Il romanzo si sviluppa come un lungo flashback, con una struttura che alterna la Kabul pre-talebana, il Pakistan dei rifugiati e l’America degli esuli. Hosseini, medico e scrittore afghano naturalizzato statunitense, conosce bene questi mondi. Si affronta una narrativa informata, in cui la retorica è talmente sfumata da svanire. Meglio così. Va a buon fine quindi il tentativo di raccontare l’Afghanistan attraverso le sue ferite invisibili: le divisioni etniche, le gerarchie sociali, le colpe di tutti e di nessuno.

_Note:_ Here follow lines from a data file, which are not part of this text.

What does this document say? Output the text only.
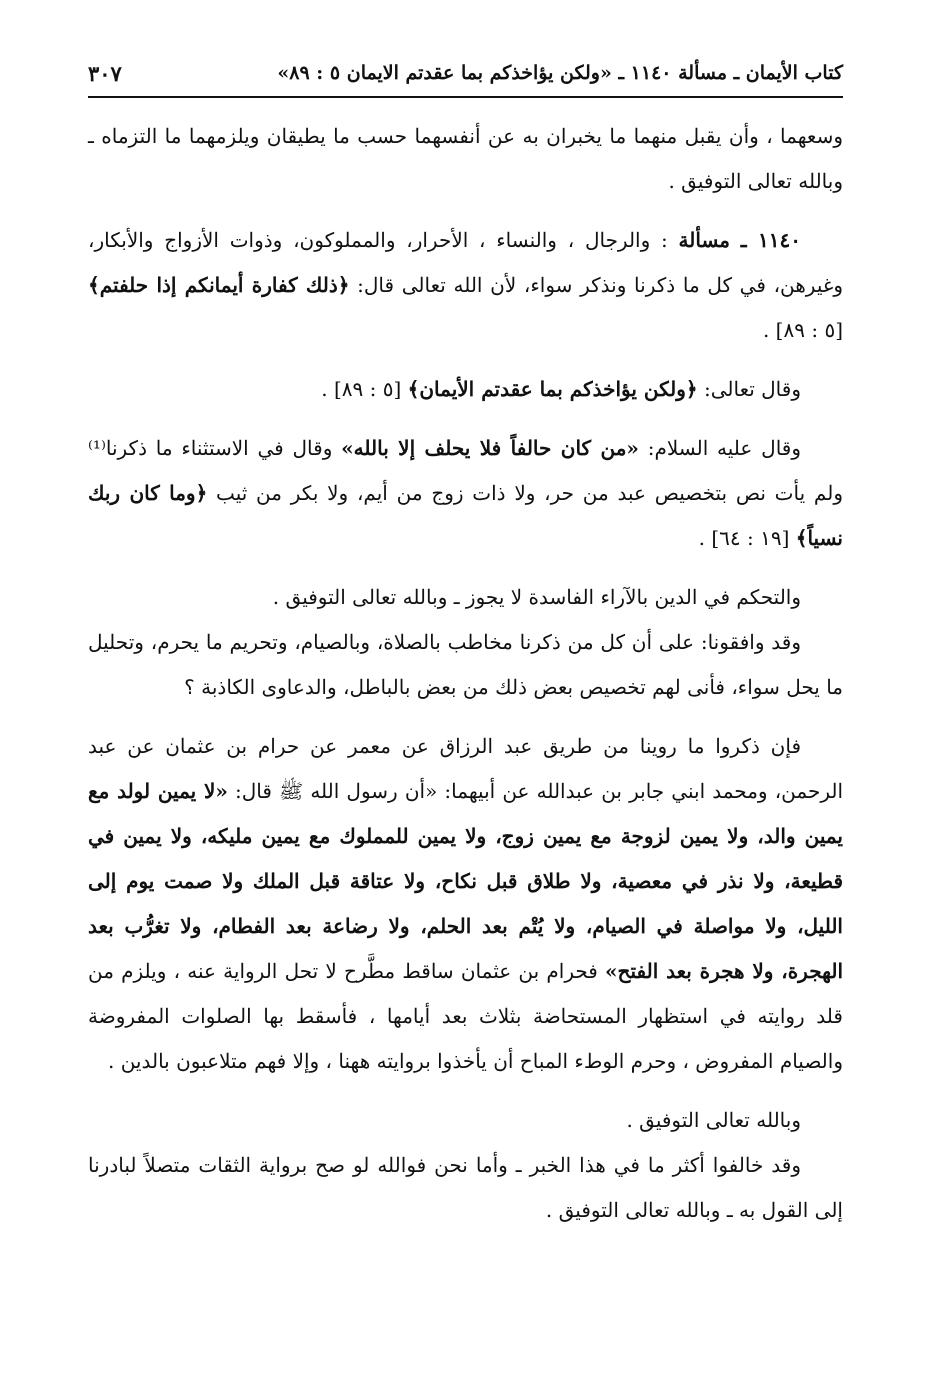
كتاب الأيمان ـ مسألة ١١٤٠ ـ «ولكن يؤاخذكم بما عقدتم الايمان ٥ : ٨٩»
٣٠٧

وسعهما ، وأن يقبل منهما ما يخبران به عن أنفسهما حسب ما يطيقان ويلزمهما ما التزماه ـ وبالله تعالى التوفيق .

١١٤٠ ـ مسألة : والرجال ، والنساء ، الأحرار، والمملوكون، وذوات الأزواج والأبكار، وغيرهن، في كل ما ذكرنا ونذكر سواء، لأن الله تعالى قال: ﴿ذلك كفارة أيمانكم إذا حلفتم﴾ [٥ : ٨٩] .

وقال تعالى: ﴿ولكن يؤاخذكم بما عقدتم الأيمان﴾ [٥ : ٨٩] .

وقال عليه السلام: «من كان حالفاً فلا يحلف إلا بالله» وقال في الاستثناء ما ذكرنا⁽¹⁾ ولم يأت نص بتخصيص عبد من حر، ولا ذات زوج من أيم، ولا بكر من ثيب ﴿وما كان ربك نسياً﴾ [١٩ : ٦٤] .

والتحكم في الدين بالآراء الفاسدة لا يجوز ـ وبالله تعالى التوفيق .

وقد وافقونا: على أن كل من ذكرنا مخاطب بالصلاة، وبالصيام، وتحريم ما يحرم، وتحليل ما يحل سواء، فأنى لهم تخصيص بعض ذلك من بعض بالباطل، والدعاوى الكاذبة ؟

فإن ذكروا ما روينا من طريق عبد الرزاق عن معمر عن حرام بن عثمان عن عبد الرحمن، ومحمد ابني جابر بن عبدالله عن أبيهما: «أن رسول الله ﷺ قال: «لا يمين لولد مع يمين والد، ولا يمين لزوجة مع يمين زوج، ولا يمين للمملوك مع يمين مليكه، ولا يمين في قطيعة، ولا نذر في معصية، ولا طلاق قبل نكاح، ولا عتاقة قبل الملك ولا صمت يوم إلى الليل، ولا مواصلة في الصيام، ولا يُتْم بعد الحلم، ولا رضاعة بعد الفطام، ولا تغرُّب بعد الهجرة، ولا هجرة بعد الفتح» فحرام بن عثمان ساقط مطَّرح لا تحل الرواية عنه ، ويلزم من قلد روايته في استظهار المستحاضة بثلاث بعد أيامها ، فأسقط بها الصلوات المفروضة والصيام المفروض ، وحرم الوطء المباح أن يأخذوا بروايته ههنا ، وإلا فهم متلاعبون بالدين .

وبالله تعالى التوفيق .

وقد خالفوا أكثر ما في هذا الخبر ـ وأما نحن فوالله لو صح برواية الثقات متصلاً لبادرنا إلى القول به ـ وبالله تعالى التوفيق .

Ma il vero impatto del libro è culturale: apre una finestra sull’Afghanistan dove, al posto del rumore assordante dei colpi di mortaio e delle bombe, si ascoltano i momenti dell'infanzia, la poesia, il bello della tradizione. Dove alla monocromia della polvere preferisce il colore guizzante degli aquiloni, che nel romanzo diventano metafora di libertà e perdita, e sono tornati a volare anche nella coscienza occidentale. Perché se è vero che Il cacciatore di aquiloni è un romanzo che parla di Afghanistan, è altrettanto vero che parla di tutti noi. Di ciò che lasciamo indietro, di ciò che non abbiamo il coraggio di dire, di ciò che — forse — possiamo ancora riparare.

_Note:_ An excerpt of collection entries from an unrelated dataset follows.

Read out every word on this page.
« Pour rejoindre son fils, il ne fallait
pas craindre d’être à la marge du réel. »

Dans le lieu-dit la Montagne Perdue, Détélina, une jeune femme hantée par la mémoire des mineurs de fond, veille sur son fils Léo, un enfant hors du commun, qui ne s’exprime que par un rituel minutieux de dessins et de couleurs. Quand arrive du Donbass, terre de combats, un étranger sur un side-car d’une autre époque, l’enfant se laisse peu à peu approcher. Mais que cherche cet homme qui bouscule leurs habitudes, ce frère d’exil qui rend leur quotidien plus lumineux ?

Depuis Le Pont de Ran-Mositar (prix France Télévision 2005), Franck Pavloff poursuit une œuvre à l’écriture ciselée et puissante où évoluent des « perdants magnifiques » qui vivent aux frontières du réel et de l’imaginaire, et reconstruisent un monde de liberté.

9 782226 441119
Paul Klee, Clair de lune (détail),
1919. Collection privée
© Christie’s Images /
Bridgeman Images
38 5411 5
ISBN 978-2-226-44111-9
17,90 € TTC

Il New York Times lo ha definito “una storia toccante e potente”, mentre il Guardian ha parlato di “un romanzo che restituisce dignità a un Paese troppo spesso dimenticato”. La verità è che è una storia di amicizia. Ma soprattutto, è una storia di memoria scritta per un mondo che dimentica troppo in fretta.
Dal libro al film
Il libro si è trasformato in un film diretto da Marc Forster. La Kabul dell’infanzia, con i suoi tetti assolati e gli aquiloni che fendono l’aria, è ricostruita con cura quasi documentaria, mentre la violenza e la colpa si insinuano nei silenzi, negli sguardi, nei non detti. Il film si muove su tre registri: l’innocenza perduta, l’esilio americano, il ritorno. E in ciascuno di questi spazi, la macchina da presa cerca il volto di Amir, il protagonista, come se volesse chiedergli: “Dove sei stato, mentre tutto accadeva?”.
La colonna sonora di Alberto Iglesias accompagna il racconto con discrezione, mentre le lingue parlate (dari, pashtu, inglese) restituiscono la complessità culturale dell’Afghanistan. Il cast, composto in gran parte da attori afghani e mediorientali, offre interpretazioni intense, in particolare i giovanissimi Ahmad Khan Mahmidzada (Hassan) e Zekeria Ebrahimi (Amir bambino), capaci di reggere il peso simbolico della storia. Limiti: alcune semplificazioni narrative erano inevitabili, e il finale rischia di chiudere troppo ordinatamente una vicenda che nel libro restava più ambigua.
Il film, tuttavia, conserva il cuore del romanzo: il senso di perdita, il peso della memoria, la possibilità del riscatto. Gli aquiloni, simbolo di libertà e infanzia, tornano a volare anche sullo schermo, in una Kabul che non smette di chiedere verità.